Speaking of getting older, I went to Kroger and found some NEAT hard cider from Virginia Apples. It looked cool and I wanted to buy it, but apparently 3 hours from being 21 is still not good enough to buy alcohol. No hard feelings Kroger, but I wanted that cider. Guess I'll wait til tomorrow.

Also, I realized that my photographing skills/backdrops/camera are all not that great. My adventurous waterproof point and shoot is GREAT for adventuring and swimming and doing things, but not so much for taking nice photos of studio projects or blog worthy images.

Sunday, October 14, 2012


My 21st birthday is on Tuesday, so Pa and the Jewish Mother came down to visit me for the day. We went to the football game, and had a grand old time. The Old Man's alma mater didn't have a football team when he was a student, so he's living vicariously through me. We had fun yelling at the team, eating stadium food, and playing "Where's Waldo" with Flash down on the field (he was photographing the game for the school yearbook). 

Pa is pretty on the ball when it comes to presents. Both of my parents asked for my birthday list about a month ago, and I just kinda filled it with things I vaguely wanted. There wasn't really anything I needed, so I didn't know what to ask for. But man, he and JM blew me away. They got me a couple new flannel shirts, 21 scratchcards (I won $23), a gift certificate to a snazzy restaurant (so Flash and I can go eat something nicer than chicken stir fry for a change), and a year's subscription to the Original Craft Beer Club. ISN'T THAT AMAZING? I had no idea things like that existed. 

Muum got me a really awesome book that I found in Van Allen Books in NYC in September, which I was really really REALLY excited about too. "The Sky's the Limit: Applying Radical Architecture". I'm stoked to finally begin my architecture library. I feel kind of behind the ball on that when compared to my classmates.

Flash read through the book and found that one of the buildings is in a town called Middlefart, and now he won't stop talking about farting in the middle of Middlefart.

Flash was really excited to start giving me presents, too, so he gave me one a few days early. Back in May, we went on a roadtrip to Seattle. At the Seattle Aquarium, I revealed my adoration of octopi and lamented the fact that I didn't have an octopus charm for my charm bracelet. The man remembered that, and got me a really nifty charm. I'm a huge fan :)

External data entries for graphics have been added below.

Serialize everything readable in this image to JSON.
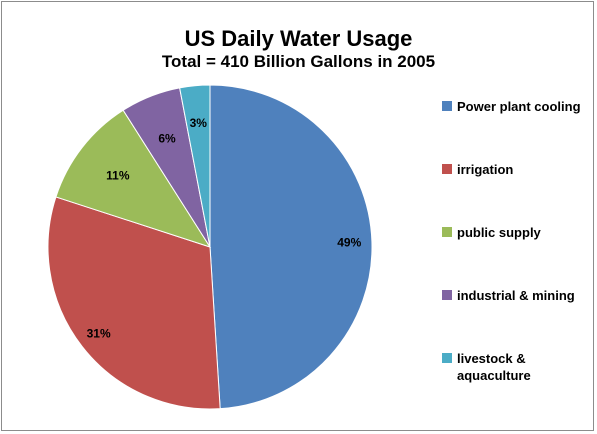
{
  "chart_data": {
    "type": "pie",
    "title": "US Daily Water Usage",
    "subtitle": "Total = 410 Billion Gallons in 2005",
    "slices": [
      {
        "label": "Power plant cooling",
        "value": 49,
        "value_label": "49%",
        "color": "#4F81BD"
      },
      {
        "label": "irrigation",
        "value": 31,
        "value_label": "31%",
        "color": "#C0504D"
      },
      {
        "label": "public supply",
        "value": 11,
        "value_label": "11%",
        "color": "#9BBB59"
      },
      {
        "label": "industrial & mining",
        "value": 6,
        "value_label": "6%",
        "color": "#8064A2"
      },
      {
        "label": "livestock & aquaculture",
        "value": 3,
        "value_label": "3%",
        "color": "#4BACC6"
      }
    ],
    "legend": {
      "position": "right"
    }
  }
}
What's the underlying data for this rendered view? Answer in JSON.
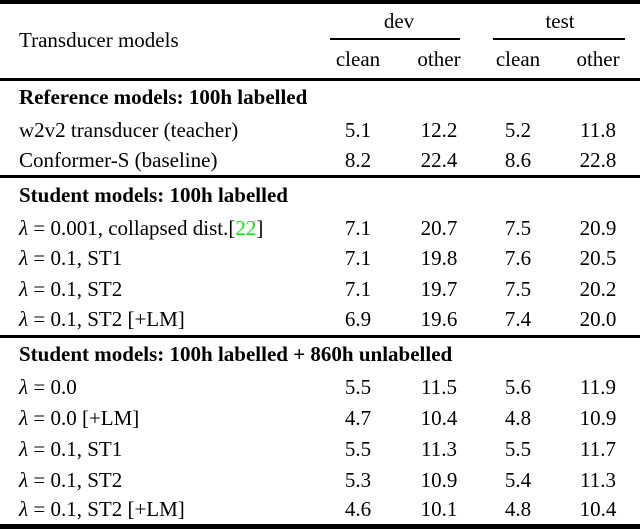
{
  "colors": {
    "text": "#000000",
    "rule": "#000000",
    "citation_green": "#00EE00"
  },
  "table": {
    "model_column_header": "Transducer models",
    "column_groups": [
      {
        "label": "dev",
        "sub_columns": [
          "clean",
          "other"
        ]
      },
      {
        "label": "test",
        "sub_columns": [
          "clean",
          "other"
        ]
      }
    ],
    "citation_brackets": {
      "open": "[",
      "close": "]"
    },
    "sections": [
      {
        "title": "Reference models: 100h labelled",
        "rows": [
          {
            "label": "w2v2 transducer (teacher)",
            "citation": null,
            "values": [
              "5.1",
              "12.2",
              "5.2",
              "11.8"
            ]
          },
          {
            "label": "Conformer-S (baseline)",
            "citation": null,
            "values": [
              "8.2",
              "22.4",
              "8.6",
              "22.8"
            ]
          }
        ]
      },
      {
        "title": "Student models: 100h labelled",
        "rows": [
          {
            "label": "λ = 0.001, collapsed dist.",
            "citation": "22",
            "values": [
              "7.1",
              "20.7",
              "7.5",
              "20.9"
            ]
          },
          {
            "label": "λ = 0.1, ST1",
            "citation": null,
            "values": [
              "7.1",
              "19.8",
              "7.6",
              "20.5"
            ]
          },
          {
            "label": "λ = 0.1, ST2",
            "citation": null,
            "values": [
              "7.1",
              "19.7",
              "7.5",
              "20.2"
            ]
          },
          {
            "label": "λ = 0.1, ST2 [+LM]",
            "citation": null,
            "values": [
              "6.9",
              "19.6",
              "7.4",
              "20.0"
            ]
          }
        ]
      },
      {
        "title": "Student models: 100h labelled + 860h unlabelled",
        "rows": [
          {
            "label": "λ = 0.0",
            "citation": null,
            "values": [
              "5.5",
              "11.5",
              "5.6",
              "11.9"
            ]
          },
          {
            "label": "λ = 0.0 [+LM]",
            "citation": null,
            "values": [
              "4.7",
              "10.4",
              "4.8",
              "10.9"
            ]
          },
          {
            "label": "λ = 0.1, ST1",
            "citation": null,
            "values": [
              "5.5",
              "11.3",
              "5.5",
              "11.7"
            ]
          },
          {
            "label": "λ = 0.1, ST2",
            "citation": null,
            "values": [
              "5.3",
              "10.9",
              "5.4",
              "11.3"
            ]
          },
          {
            "label": "λ = 0.1, ST2 [+LM]",
            "citation": null,
            "values": [
              "4.6",
              "10.1",
              "4.8",
              "10.4"
            ]
          }
        ]
      }
    ]
  }
}
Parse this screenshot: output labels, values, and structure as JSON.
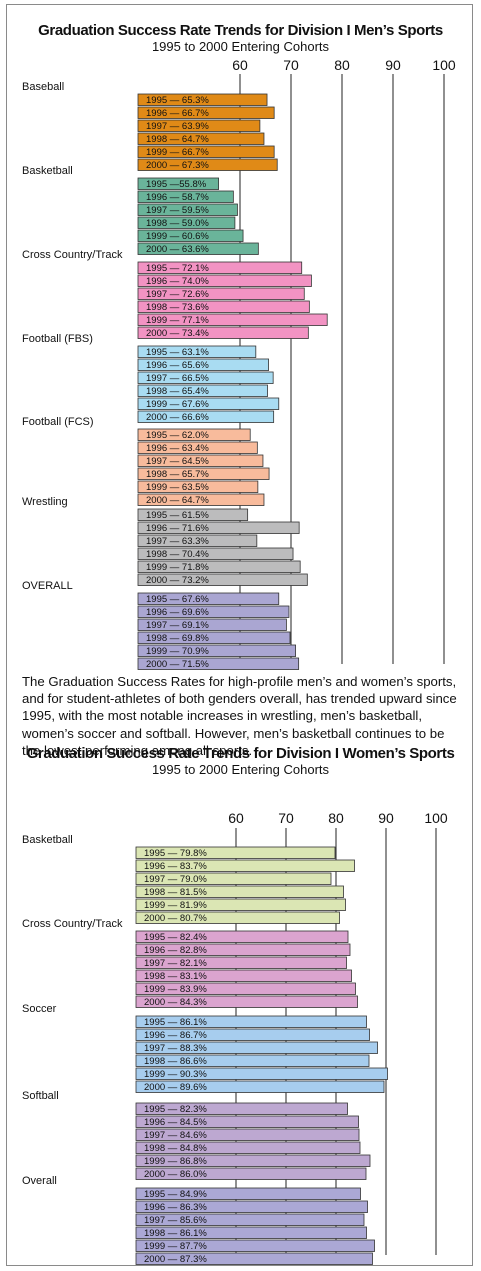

Speaking of Octopi, I managed to get my hands on some of Heather Ross's Mendocino prints. I saw them in a quilt this summer, and died a little when I heard that it had been discontinued. I was internetting around this week though, and found some of her prints for sale on etsy. So, I decided to drop some cash and get myself a birthday present, and I am SO EXCITED! I got a yard of the yellow octopus print, and it came in yesterday. I'm waiting for 9 fat quarters to come in soon as well. 

Ah, fabric and beers. Now I'm really enjoying waiting for the mail to come.

Saturday, October 13, 2012

The Beginning

I've been thinking about starting a blog for a while now. I feel like I do enough interesting things to warrant people wanting to read about me- I quilt, I travel, I cook, I play Quidditch, and I'm only in my early 20's. I've got YEARS of adventures ahead of me, and I want to share them.

I've started reading lots of quilting blogs lately, because I want to improve my quilting skills and really get into sewing more. However, I realized that the target demographic seems to be a little.... not me. These women are either in their early/mid 30's with small children, or older women with grandkids and a surprisingly good knowledge about computers and the internet (I jest, I just know my grandmother has NO idea what a blog is). 

There are young people like me out there who picked up crafting at the feet of their mothers and grandmothers, and are just starting to hone their talents. And I'd love to get in touch with them- talk about things we've made, how expensive fabric is on a college student's budget, different foods we've fixed on the cheap, and what we want to do with our lives.

So here we are. I'm here, and I'm going to talk about all of these things and more. So come along for the ride!